C’est en grande partie la guerre russo-ukrainienne qui explique ce comportement. Ce choc géopolitique a généré de l’incertitude, l’accélération d’une inflation déjà historiquement élevée (notamment en raison du bond des prix de l’énergie) et de plus fortes perturbations affectant les chaînes d’approvisionnement. Autant de facteurs ayant nourri les perceptions des institutions financières d’un niveau de risque accru et donc le durcissement de leurs critères d’octroi pour les prêts à destination des entreprises.
Un printemps plutôt inquiétant
La seconde partie du premier semestre 2022 ne promet guère d’être plus brillante, bien au contraire.

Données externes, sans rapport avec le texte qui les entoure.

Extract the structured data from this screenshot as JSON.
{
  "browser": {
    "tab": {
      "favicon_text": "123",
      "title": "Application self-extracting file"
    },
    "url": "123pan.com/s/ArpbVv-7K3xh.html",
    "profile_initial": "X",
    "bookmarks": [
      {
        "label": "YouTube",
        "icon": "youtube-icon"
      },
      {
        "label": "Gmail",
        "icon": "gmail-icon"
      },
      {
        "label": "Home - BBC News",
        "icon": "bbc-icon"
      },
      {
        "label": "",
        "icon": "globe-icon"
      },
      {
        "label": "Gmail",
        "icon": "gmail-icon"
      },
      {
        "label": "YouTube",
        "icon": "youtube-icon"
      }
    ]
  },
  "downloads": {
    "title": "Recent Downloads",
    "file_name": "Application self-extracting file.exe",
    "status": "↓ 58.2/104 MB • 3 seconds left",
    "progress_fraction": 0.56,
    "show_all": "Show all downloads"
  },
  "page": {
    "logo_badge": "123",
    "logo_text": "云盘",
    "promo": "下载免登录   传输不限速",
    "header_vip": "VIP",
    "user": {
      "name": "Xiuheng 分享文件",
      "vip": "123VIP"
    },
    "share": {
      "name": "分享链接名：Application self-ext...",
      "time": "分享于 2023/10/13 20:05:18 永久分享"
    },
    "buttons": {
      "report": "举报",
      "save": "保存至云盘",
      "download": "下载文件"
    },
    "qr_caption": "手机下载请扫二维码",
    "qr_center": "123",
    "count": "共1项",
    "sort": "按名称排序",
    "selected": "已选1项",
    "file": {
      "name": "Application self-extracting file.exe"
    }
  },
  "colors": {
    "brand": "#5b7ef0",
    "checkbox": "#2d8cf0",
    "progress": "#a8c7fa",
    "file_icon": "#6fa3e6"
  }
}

Entre avril et juin, les banques escomptent un durcissement net beaucoup plus important de leurs conditions d’accès au crédit pour les entreprises (elles prévoient que le pourcentage atteindra 21 %). Historiquement, il faut remonter à juillet 2020 pour observer une telle prévision de resserrement, soit au plus fort des inquiétudes liées au risque de crédit pandémique. Avant cela, un étiage semblable avait été enregistré dans l'enquête de janvier 2012, lorsque la crise de la dette souveraine de la zone euro s'était aggravée.

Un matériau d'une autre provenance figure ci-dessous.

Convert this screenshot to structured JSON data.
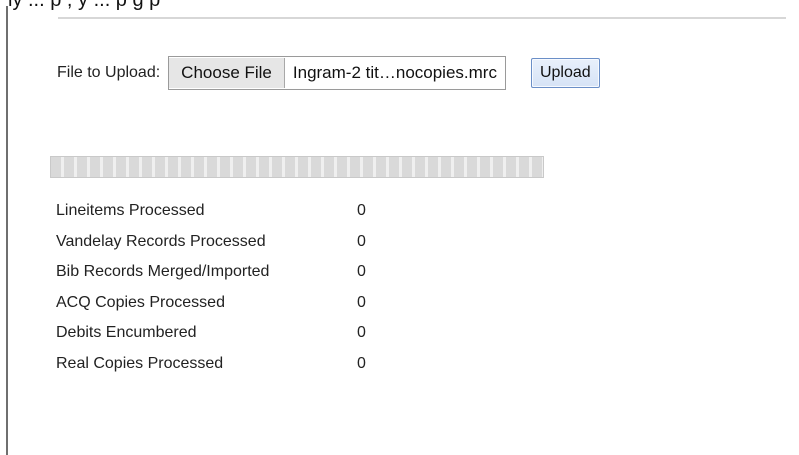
{
  "header": {
    "cropped_text": "ly       ...     p         ,  y                  ...     p   g        p"
  },
  "upload": {
    "label": "File to Upload:",
    "choose_button": "Choose File",
    "file_name": "Ingram-2 tit…nocopies.mrc",
    "upload_button": "Upload"
  },
  "progress": {
    "value": 0
  },
  "stats": [
    {
      "label": "Lineitems Processed",
      "value": "0"
    },
    {
      "label": "Vandelay Records Processed",
      "value": "0"
    },
    {
      "label": "Bib Records Merged/Imported",
      "value": "0"
    },
    {
      "label": "ACQ Copies Processed",
      "value": "0"
    },
    {
      "label": "Debits Encumbered",
      "value": "0"
    },
    {
      "label": "Real Copies Processed",
      "value": "0"
    }
  ]
}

Sans surprise, au deuxième trimestre, l’impact économique incertain de la guerre en Ukraine continuera de jouer un rôle mais l’anticipation d’une politique monétaire moins accommodante de la part de la BCE est également évoquée, notamment au travers des quantités de liquidités moins importantes qu’elle déversera sur les marchés obligataires. En effet, compte tenu de la disparition de son programme d’achat d’urgence pandémique (PEPP) sous la forme "achats nets" (les réinvestissements se poursuivent au moins jusqu'à la fin 2024), les acquisitions nettes de titres de l’institution de Francfort vont passer, en moyenne, de 180 milliards d’euros au premier trimestre à 90 milliards d’euros entre avril et juin. Or, l’incidence de cette moindre accommodation monétaire sur les positions de liquidité et les conditions du financement de marché va devenir négative, justifient les banques interrogées.

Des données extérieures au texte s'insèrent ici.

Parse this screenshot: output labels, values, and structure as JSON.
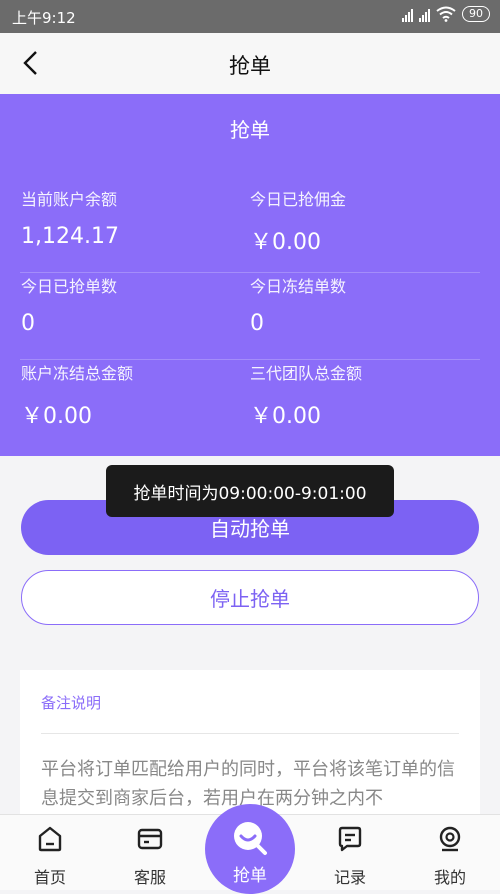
{
  "status_bar": {
    "time": "上午9:12",
    "battery": "90"
  },
  "nav": {
    "title": "抢单"
  },
  "panel": {
    "title": "抢单",
    "stats": [
      {
        "label": "当前账户余额",
        "value": "1,124.17"
      },
      {
        "label": "今日已抢佣金",
        "value": "￥0.00"
      },
      {
        "label": "今日已抢单数",
        "value": "0"
      },
      {
        "label": "今日冻结单数",
        "value": "0"
      },
      {
        "label": "账户冻结总金额",
        "value": "￥0.00"
      },
      {
        "label": "三代团队总金额",
        "value": "￥0.00"
      }
    ]
  },
  "toast": "抢单时间为09:00:00-9:01:00",
  "buttons": {
    "auto": "自动抢单",
    "stop": "停止抢单"
  },
  "notes": {
    "title": "备注说明",
    "body": "平台将订单匹配给用户的同时，平台将该笔订单的信息提交到商家后台，若用户在两分钟之内不"
  },
  "tabs": [
    {
      "label": "首页",
      "icon": "home-icon"
    },
    {
      "label": "客服",
      "icon": "service-icon"
    },
    {
      "label": "抢单",
      "icon": "grab-order-icon"
    },
    {
      "label": "记录",
      "icon": "records-icon"
    },
    {
      "label": "我的",
      "icon": "profile-icon"
    }
  ],
  "colors": {
    "accent": "#8b6df9",
    "button": "#7c62f3",
    "status_bar": "#6b6b6b"
  }
}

"Les résultats de l'enquête sont susceptibles de donner un avertissement un peu ‘colombe’ à la BCE", estime Bert Colijn, économiste senior chez ING. En ce sens que "les conditions financières se resserrent largement à l'heure actuelle, ce qui aura un effet modérateur sur les prêts bancaires dans les mois à venir. Dans une économie qui ralentit déjà sous l'effet de la guerre en Ukraine, cela ajoute au dilemme dans lequel se trouve la BCE : agir sur le taux d'inflation actuel élevé pour s'assurer que les anticipations d'inflation restent ancrées, ou maintenir une politique relativement accommodante pour ne pas aggraver le ralentissement économique", analyse l’économiste. Premier élément de réponse cet après-midi lors de la conférence de presse de Christine Lagarde, présidente de la BCE.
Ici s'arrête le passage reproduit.